Mayor Gray was appointed by the Governor to the Chesapeake Bay Local Government Advisory Committee of the Executive Council on which he served as Chair for two years Rick is known by his colleagues and friends as someone who is deeply passionate about the environment and about people. Gray said, “I walked to work for 44 years. I always say it takes me 20 minutes to walk a block, I’m stopped so often. I love the people. A lot of the best suggestions come from sidewalk conversations that start off ‘Are you the mayor?’”
We are proud to recognize Mayor Gray as our Environmental Leadership Award Winner.
Dave Gunnarson is a Senior Staff Environmental Engineer at Lockheed Martin in Manassas, Virginia. Dave’s specialties include environmental remediation, large project construction management, environmental management systems, and auditing. But his passion is environmental stewardship. Dave believes that businesses must be active participants in environmental restoration and improving the communities where they work, and he readily shares this message with others.

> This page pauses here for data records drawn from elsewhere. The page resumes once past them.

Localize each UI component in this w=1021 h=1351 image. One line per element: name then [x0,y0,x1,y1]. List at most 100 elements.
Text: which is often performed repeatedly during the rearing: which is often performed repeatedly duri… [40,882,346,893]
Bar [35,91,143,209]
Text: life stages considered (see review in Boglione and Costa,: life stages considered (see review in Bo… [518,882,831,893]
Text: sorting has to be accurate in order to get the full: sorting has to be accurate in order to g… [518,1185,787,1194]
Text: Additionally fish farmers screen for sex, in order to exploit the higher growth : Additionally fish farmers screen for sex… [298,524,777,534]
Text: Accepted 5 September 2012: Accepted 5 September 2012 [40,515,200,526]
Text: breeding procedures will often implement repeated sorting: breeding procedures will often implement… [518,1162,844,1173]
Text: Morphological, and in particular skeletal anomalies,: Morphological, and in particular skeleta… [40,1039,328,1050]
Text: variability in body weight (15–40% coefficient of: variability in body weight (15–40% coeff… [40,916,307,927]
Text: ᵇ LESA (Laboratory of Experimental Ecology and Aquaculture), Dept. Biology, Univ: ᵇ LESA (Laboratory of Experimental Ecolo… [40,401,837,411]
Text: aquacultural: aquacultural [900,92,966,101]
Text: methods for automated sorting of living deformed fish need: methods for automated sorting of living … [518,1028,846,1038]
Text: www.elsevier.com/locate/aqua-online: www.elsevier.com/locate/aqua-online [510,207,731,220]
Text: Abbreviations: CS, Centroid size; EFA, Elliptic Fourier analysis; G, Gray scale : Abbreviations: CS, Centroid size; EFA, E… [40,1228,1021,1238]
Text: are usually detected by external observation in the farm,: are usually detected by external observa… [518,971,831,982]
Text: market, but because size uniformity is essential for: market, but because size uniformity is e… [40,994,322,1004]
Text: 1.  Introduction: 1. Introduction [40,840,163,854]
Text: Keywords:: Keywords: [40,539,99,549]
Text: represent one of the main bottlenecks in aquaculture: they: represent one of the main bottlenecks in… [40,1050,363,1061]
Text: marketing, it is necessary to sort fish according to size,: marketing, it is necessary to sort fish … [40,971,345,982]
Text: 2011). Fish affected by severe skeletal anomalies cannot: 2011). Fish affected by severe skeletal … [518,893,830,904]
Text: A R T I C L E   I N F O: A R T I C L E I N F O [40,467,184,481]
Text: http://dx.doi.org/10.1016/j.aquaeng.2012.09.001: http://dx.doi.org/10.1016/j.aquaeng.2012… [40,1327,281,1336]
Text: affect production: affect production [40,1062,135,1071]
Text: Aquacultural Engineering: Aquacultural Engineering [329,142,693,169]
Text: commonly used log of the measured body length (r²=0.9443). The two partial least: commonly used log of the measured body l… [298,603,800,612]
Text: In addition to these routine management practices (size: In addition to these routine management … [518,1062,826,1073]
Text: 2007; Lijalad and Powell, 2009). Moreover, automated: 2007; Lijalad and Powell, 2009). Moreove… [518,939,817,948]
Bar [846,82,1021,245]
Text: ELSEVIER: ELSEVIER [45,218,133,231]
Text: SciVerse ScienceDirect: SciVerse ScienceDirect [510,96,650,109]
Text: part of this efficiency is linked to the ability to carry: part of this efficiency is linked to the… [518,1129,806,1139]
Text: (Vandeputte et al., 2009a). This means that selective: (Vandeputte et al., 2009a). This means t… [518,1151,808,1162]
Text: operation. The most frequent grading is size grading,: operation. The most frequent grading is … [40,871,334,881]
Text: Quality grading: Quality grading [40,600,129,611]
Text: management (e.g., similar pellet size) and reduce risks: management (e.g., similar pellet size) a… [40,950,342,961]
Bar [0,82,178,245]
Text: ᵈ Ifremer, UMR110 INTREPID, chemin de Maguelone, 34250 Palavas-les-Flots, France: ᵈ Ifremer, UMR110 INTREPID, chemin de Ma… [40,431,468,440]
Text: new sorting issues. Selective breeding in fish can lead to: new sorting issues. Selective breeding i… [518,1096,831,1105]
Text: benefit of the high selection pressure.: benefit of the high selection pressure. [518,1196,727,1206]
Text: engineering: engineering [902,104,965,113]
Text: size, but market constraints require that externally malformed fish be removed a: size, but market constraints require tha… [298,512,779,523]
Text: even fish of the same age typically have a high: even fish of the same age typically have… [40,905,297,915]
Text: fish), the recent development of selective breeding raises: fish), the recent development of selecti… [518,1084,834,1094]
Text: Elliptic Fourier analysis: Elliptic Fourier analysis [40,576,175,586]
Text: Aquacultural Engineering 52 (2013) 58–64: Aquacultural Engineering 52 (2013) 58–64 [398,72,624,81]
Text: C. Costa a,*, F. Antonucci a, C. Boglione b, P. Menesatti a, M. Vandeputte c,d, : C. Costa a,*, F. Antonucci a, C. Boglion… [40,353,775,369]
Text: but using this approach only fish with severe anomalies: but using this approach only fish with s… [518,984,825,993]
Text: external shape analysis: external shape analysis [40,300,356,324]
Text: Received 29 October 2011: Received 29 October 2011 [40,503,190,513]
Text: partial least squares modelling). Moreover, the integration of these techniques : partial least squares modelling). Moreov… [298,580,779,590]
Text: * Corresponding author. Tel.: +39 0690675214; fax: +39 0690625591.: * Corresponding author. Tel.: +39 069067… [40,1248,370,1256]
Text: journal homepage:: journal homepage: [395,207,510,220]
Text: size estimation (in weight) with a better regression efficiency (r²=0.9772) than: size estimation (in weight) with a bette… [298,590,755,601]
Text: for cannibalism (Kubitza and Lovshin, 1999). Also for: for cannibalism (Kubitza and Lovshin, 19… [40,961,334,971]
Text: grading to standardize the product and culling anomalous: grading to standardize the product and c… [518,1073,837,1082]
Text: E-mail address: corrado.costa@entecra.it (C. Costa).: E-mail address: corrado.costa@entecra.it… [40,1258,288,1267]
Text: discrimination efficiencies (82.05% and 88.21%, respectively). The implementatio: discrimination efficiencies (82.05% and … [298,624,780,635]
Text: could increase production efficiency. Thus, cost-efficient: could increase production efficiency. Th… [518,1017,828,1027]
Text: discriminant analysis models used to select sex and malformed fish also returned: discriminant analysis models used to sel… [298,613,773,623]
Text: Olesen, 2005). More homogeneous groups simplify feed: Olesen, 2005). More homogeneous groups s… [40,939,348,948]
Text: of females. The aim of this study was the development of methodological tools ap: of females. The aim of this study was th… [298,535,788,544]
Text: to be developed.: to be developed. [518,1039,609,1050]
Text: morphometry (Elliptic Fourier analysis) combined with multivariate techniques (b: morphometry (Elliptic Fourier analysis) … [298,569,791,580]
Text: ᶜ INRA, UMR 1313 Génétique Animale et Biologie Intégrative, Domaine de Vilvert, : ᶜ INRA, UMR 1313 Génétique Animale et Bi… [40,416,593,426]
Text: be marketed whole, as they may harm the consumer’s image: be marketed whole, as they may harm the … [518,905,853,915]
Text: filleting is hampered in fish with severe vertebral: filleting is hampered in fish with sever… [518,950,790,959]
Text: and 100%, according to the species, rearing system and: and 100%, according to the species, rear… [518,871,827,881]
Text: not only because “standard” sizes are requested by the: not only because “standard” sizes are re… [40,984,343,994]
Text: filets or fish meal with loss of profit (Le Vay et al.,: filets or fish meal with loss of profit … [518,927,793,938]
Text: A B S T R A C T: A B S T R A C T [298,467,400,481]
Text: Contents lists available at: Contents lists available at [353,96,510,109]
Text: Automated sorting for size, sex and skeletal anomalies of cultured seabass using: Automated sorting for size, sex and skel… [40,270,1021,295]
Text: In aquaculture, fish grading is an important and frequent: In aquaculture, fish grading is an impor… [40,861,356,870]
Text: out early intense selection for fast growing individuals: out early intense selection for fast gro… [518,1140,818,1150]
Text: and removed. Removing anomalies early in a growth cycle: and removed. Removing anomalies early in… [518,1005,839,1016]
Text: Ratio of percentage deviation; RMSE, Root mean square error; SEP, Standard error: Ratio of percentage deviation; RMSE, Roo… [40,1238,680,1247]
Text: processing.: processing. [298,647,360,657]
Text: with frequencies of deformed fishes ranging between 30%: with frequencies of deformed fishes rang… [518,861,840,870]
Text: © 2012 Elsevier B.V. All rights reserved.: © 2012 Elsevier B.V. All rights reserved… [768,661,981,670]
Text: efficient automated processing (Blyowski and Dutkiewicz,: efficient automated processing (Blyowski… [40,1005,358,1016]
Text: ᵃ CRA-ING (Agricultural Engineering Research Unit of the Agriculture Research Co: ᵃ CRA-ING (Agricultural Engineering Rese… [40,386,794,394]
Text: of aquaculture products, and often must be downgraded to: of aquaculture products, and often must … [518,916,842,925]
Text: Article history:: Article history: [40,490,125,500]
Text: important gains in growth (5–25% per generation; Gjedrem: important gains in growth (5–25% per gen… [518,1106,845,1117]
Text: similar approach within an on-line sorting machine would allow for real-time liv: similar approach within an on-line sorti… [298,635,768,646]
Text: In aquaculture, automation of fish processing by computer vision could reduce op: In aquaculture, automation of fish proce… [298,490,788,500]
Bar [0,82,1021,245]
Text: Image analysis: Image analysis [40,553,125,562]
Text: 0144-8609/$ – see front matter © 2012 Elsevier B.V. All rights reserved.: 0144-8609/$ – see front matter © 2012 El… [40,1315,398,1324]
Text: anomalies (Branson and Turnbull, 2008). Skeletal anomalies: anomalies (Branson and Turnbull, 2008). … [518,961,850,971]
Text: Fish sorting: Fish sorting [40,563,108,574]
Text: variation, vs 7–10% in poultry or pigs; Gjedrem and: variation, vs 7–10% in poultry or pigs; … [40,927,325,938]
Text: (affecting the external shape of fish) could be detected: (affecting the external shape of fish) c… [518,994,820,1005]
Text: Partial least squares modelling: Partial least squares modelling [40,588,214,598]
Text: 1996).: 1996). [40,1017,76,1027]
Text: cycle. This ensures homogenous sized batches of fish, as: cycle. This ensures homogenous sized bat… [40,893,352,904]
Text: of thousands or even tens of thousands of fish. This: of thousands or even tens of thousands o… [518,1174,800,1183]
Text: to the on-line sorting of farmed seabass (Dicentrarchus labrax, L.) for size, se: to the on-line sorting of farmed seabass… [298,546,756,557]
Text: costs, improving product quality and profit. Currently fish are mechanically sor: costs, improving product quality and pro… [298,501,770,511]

Dave took on the establishment and leadership of the Lockheed Martin Go Green Team at the Manassas office and is spreading his ideas through remediation projects, community outreach, and technical assistance to over 20 Lockheed martin facilities. Additionally, Dave serves as the Chair of the Businesses for the Bay Steering Committee and received the Businesses for the Bay Mentor of the Year award in 2003.
Betsy Love has worked as a grant writer, program developer, project manager, entrepreneur, and now in retirement, as an environmental advocate for clean water and native habitat in her community. Betsy graduated from the Anne Arundel County Watershed Stewards Academy as a Master Watershed Steward and was the 2016 Master Watershed Steward of the Year.
After becoming a Watershed Steward in 2014, Betsy immediately began to put her new skills and knowledge to work at St. Luke’s Episcopal Church in Annapolis, where she led their environmental committee. For the past three years, Betsy has determinedly led an effort to secure the designs, permits, and the needed funding for a major stream restoration and stormwater reduction project on St. Luke’s property. Beginning this summer, a $1.3 million project will begin construction to clean polluted stormwater from 28-acres of urban drainage area and significantly reduce the nutrient pollution entering Back Creek. Betsy brings a passion and care for nature that is an inspiration for all.
If you know Greg Wilson, you know he is a force of nature! Although he had a career in the construction industry, it was his love of fly-fishing that inspired him to begin his work in the watershed.
Greg got started as a dedicated volunteer for the Donegal Chapter of Trout Unlimited in York, Pennsylvania. While many saw Lititz Run as a degraded, eroded, channel running through farms and subdivisions, Greg saw a stream with potential. Trout Unlimited began some small restoration and buffer planting projects around 1990. Soon Greg was the lead on the project, continuing to bring new partners together and talking to anyone he could to support the work. Today, dozens of completed projects have led to the Lititz Run being recognized as a model of water quality improvement and fish habitat restoration. Greg remains Vice President of the Lititz Run Watershed Alliance and a long-time member of Donegal Trout Unlimited.
So he would be able to tinker on his own, Greg and his wife also purchased a 50-acre degraded farm in Warwick Township, a property with a small tributary to Lititz Run, and have spent years restoring the degraded land to a thriving wildlife habitat. If you run into Greg, I guarantee he will want to talk with you about a few ideas he has…for streams, native plants, buffers, floodplains, wetlands,—the list goes on. He is a tireless champion for his local watershed.